「女性同士の物語にする必要性はあったのだろうか?」愛はステロイド tomatoさんの映画レビュー(感想・評価)
女性同士の物語にする必要性はあったのだろうか?
制御不能な事態に陥った登場人物達が、さらに面倒な事態を引き起こしていく様子は面白いし、どこに転がっていくか分からない予測不能な展開には引き込まれる。
特に、必死になって助けようとしている恋人から銃を向けられて、「何で?!」と驚くクリンテン・スチュワートの表情には笑ってしまった。

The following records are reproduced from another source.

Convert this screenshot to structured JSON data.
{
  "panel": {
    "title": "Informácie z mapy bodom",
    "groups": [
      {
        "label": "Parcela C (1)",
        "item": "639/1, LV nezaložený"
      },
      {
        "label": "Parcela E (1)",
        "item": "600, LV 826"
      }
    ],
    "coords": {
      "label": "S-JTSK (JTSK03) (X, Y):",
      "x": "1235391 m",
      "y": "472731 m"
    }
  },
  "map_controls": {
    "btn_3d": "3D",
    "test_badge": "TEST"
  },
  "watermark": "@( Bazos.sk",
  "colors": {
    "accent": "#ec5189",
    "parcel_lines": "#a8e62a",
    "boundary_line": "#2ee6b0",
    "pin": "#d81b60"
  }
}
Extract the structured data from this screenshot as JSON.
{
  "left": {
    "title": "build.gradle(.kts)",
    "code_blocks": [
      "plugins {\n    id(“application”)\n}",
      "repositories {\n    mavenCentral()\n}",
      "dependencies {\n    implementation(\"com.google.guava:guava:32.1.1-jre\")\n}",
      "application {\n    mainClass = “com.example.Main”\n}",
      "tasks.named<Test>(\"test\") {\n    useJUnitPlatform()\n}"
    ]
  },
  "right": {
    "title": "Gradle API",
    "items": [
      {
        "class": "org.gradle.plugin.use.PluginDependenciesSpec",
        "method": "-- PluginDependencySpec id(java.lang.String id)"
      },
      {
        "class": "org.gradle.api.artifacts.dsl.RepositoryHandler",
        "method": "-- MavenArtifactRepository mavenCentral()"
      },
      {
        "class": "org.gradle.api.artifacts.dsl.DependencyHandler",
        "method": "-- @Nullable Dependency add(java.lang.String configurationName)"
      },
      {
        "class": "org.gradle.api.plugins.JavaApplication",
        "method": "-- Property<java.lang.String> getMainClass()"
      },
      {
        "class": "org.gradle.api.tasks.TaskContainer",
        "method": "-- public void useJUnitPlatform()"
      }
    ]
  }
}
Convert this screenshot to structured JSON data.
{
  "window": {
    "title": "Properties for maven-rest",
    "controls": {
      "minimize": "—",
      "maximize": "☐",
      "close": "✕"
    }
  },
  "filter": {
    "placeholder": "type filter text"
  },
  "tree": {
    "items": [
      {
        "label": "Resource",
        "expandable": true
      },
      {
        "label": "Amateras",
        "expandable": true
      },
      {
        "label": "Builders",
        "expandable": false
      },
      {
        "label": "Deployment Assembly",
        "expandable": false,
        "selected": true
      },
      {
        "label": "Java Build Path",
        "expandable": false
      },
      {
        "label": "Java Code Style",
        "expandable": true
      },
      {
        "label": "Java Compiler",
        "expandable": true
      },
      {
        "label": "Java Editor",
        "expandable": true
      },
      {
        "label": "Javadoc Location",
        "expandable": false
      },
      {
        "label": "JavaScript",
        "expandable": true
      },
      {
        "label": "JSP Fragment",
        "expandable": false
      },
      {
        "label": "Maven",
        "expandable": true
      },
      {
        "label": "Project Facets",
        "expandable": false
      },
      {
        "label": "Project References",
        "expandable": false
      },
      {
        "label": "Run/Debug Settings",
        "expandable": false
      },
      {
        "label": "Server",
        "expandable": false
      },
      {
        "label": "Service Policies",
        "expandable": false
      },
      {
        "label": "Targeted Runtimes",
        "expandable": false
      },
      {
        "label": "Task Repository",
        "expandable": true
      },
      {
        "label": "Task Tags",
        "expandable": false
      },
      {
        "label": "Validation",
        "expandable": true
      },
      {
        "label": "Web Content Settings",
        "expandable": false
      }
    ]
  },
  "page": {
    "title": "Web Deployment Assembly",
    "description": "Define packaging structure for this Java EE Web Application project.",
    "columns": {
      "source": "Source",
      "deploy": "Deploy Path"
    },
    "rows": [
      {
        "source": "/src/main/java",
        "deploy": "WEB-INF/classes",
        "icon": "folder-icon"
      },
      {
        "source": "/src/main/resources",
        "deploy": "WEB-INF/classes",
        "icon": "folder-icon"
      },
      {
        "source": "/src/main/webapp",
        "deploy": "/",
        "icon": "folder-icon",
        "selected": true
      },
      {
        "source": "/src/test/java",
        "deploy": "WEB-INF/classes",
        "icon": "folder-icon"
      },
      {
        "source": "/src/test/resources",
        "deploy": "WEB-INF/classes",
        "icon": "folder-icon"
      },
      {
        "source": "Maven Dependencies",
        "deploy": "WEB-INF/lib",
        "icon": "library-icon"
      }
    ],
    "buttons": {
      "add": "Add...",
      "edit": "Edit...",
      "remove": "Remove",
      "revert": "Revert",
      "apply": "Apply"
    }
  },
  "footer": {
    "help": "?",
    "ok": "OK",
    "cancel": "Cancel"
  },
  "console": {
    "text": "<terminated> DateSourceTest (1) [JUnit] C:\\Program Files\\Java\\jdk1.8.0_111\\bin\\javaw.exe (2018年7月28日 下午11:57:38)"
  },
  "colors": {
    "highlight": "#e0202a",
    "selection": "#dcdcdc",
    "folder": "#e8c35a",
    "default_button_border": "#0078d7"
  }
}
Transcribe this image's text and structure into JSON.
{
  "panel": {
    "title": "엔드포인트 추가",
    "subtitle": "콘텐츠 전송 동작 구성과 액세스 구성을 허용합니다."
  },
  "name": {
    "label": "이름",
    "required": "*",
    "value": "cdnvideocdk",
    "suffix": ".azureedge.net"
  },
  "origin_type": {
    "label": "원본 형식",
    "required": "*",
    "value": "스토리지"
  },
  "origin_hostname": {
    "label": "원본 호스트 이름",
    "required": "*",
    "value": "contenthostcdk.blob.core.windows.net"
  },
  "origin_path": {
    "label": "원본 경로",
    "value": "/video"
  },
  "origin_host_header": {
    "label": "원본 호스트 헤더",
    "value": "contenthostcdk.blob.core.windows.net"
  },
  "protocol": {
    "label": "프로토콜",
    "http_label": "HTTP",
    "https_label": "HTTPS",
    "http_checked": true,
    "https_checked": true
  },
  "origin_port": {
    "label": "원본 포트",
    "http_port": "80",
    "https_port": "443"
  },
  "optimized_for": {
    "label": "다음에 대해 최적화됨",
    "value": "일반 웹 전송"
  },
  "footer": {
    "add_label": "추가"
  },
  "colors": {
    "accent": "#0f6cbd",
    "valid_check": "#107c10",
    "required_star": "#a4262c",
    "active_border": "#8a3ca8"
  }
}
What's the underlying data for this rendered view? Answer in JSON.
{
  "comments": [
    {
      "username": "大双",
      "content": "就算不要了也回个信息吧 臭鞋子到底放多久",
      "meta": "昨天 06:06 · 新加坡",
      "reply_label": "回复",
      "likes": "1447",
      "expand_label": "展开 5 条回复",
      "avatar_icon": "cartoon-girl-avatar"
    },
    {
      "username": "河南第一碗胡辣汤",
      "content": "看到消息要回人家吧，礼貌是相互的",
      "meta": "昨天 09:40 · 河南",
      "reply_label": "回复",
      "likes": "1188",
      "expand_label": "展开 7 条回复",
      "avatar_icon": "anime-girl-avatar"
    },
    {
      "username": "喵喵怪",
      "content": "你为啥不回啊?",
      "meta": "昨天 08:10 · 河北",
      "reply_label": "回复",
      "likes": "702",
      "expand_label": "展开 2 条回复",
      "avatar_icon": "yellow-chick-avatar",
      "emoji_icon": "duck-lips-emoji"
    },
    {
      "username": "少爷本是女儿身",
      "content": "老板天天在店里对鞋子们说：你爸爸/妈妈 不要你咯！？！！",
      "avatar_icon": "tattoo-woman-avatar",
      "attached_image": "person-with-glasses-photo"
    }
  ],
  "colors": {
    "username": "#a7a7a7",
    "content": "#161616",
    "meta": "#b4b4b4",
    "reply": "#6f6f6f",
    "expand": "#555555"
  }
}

その一方で、「男性に虐げられた女性が反撃に出る」といったジェンダーを意識したような作りにはなっていないし、ボディビルダーの恋人やストーカーまがいの目撃者を、そっくり「男性」に置き換えても物語が成立するので、一体何のために女性同士の愛の物語にしたのかがよく分からなかった。
考えてみれば、恋人が、わざわざDV男を殺さなくても、主人公の父親が、娘に暴力を振るった上に密告者でもある彼を、うまく「処分」してくれたはずだし、そうであれば、恋人は、何のトラブルもなくボディビルの大会に出場できたに違いない。
元を正せば、恋人が、ついカッとなってDV男を殺してしまったのも、あるいは、ボディビルの大会で錯乱状態になって留置場に送られてしまったのも、ステロイドの過剰摂取による副作用のせいだろう。
確かに、ラストで、恋人が巨体化できたのはステロイドのおかげだし、それが、観た者の度肝を抜くような見せ場にもなっているのだが、それでも、この映画にメッセージがあるとすれば、「薬物の乱用は身を滅ぼす」ということだと思われるのである。
ところで、そのラストで、父親が、どうしてさっさと恋人を殺してしまわなかったのかが不思議だし、仮に、主人公をおびき出すために生かしておいたのだとしても、テニスコートで彼女達がよりを戻す時間をわざと与えていたとしか考えられず、「エド・ハリスは、やはり、娘想いの善い人だったんだなぁ」と思ってしまった。
それから、殺人に手を染めるという点において、主人公も、恋人と同等の立場にしたかったのかもしれないが、目撃者が息を吹き返した上でそれを始末するというエンディングは、必要なかったのではないかと思えてならない。